Residential Composting of Infested Fruit: A Potential Pathway for Spread of Anastrepha Fruit Flies (Diptera: Tephritidae)

Paul E. Kendra, Michael K. Hennessey, Wayne S. Montgomery, Edward M. Jones, and Nancy D. E

Abstract


Composting plant waste is a beneficial practice commonly used by American gardeners, but disposal of infested fruit directly into the environment creates a potential pathway for introduction of insect pests. This study estimates the likelihood of adult emergence for exotic fruit flies (Tephritidae) from residential composting in south Florida. Ripe grapefruits, Citrus × paradisi Macfad., were infested with the Caribbean fruit fly, Anastrepha suspensa (Loew). Half of the infested fruit was placed onto outdoor compost piles and half was maintained under controlled laboratory conditions.
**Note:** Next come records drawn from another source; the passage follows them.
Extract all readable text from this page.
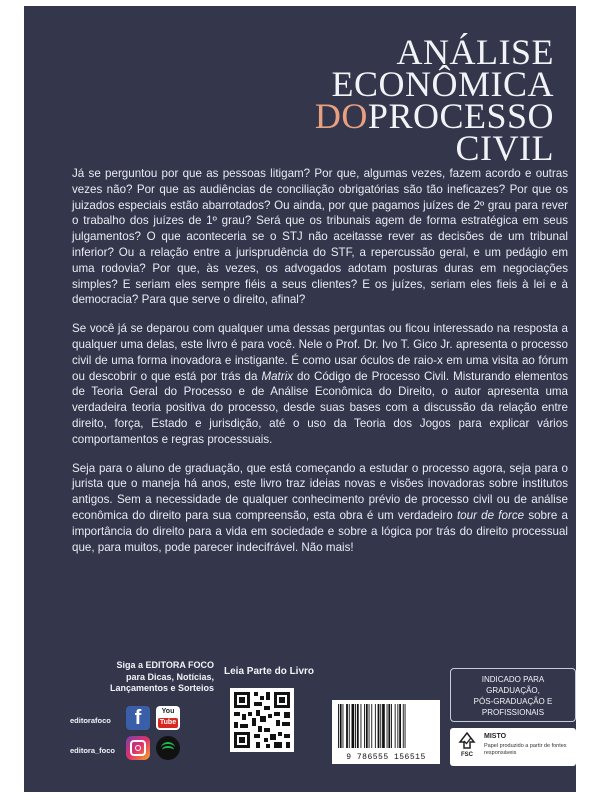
ANÁLISE
ECONÔMICA
DOPROCESSO
CIVIL

Já se perguntou por que as pessoas litigam? Por que, algumas vezes, fazem acordo e outras vezes não? Por que as audiências de conciliação obrigatórias são tão ineficazes? Por que os juizados especiais estão abarrotados? Ou ainda, por que pagamos juízes de 2º grau para rever o trabalho dos juízes de 1º grau? Será que os tribunais agem de forma estratégica em seus julgamentos? O que aconteceria se o STJ não aceitasse rever as decisões de um tribunal inferior? Ou a relação entre a jurisprudência do STF, a repercussão geral, e um pedágio em uma rodovia? Por que, às vezes, os advogados adotam posturas duras em negociações simples? E seriam eles sempre fiéis a seus clientes? E os juízes, seriam eles fieis à lei e à democracia? Para que serve o direito, afinal?

Se você já se deparou com qualquer uma dessas perguntas ou ficou interessado na resposta a qualquer uma delas, este livro é para você. Nele o Prof. Dr. Ivo T. Gico Jr. apresenta o processo civil de uma forma inovadora e instigante. É como usar óculos de raio-x em uma visita ao fórum ou descobrir o que está por trás da Matrix do Código de Processo Civil. Misturando elementos de Teoria Geral do Processo e de Análise Econômica do Direito, o autor apresenta uma verdadeira teoria positiva do processo, desde suas bases com a discussão da relação entre direito, força, Estado e jurisdição, até o uso da Teoria dos Jogos para explicar vários comportamentos e regras processuais.

Seja para o aluno de graduação, que está começando a estudar o processo agora, seja para o jurista que o maneja há anos, este livro traz ideias novas e visões inovadoras sobre institutos antigos. Sem a necessidade de qualquer conhecimento prévio de processo civil ou de análise econômica do direito para sua compreensão, esta obra é um verdadeiro tour de force sobre a importância do direito para a vida em sociedade e sobre a lógica por trás do direito processual que, para muitos, pode parecer indecifrável. Não mais!

Siga a EDITORA FOCO
para Dicas, Notícias,
Lançamentos e Sorteios
editorafoco f	You
Tube
editora_foco
Leia Parte do Livro
INDICADO PARA
GRADUAÇÃO,
PÓS-GRADUAÇÃO E
PROFISSIONAIS
9 786555 156515	FSC
MISTO
Papel produzido a partir de fontes responsáveis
Adult fly emergence was recorded daily for 30 d from both the compost piles and control bins. Compost temperature, air temperature, relative humidity, and precipitation were monitored, and the study was repeated 4 times under different seasonal conditions. Despite high mortality of flies from the composted fruit relative to control fruit, the overall risk of a potentially mated female emerging from composted fruit was calculated to be 10%. Of the environmental factors evaluated, compost temperature was found to have a significant effect on adult emergence. Mortality approached 100% in piles with maximum compost temperatures =48°C. This report provides experimental data in support of quantitative risk analysis for a tephritid-compost pathway.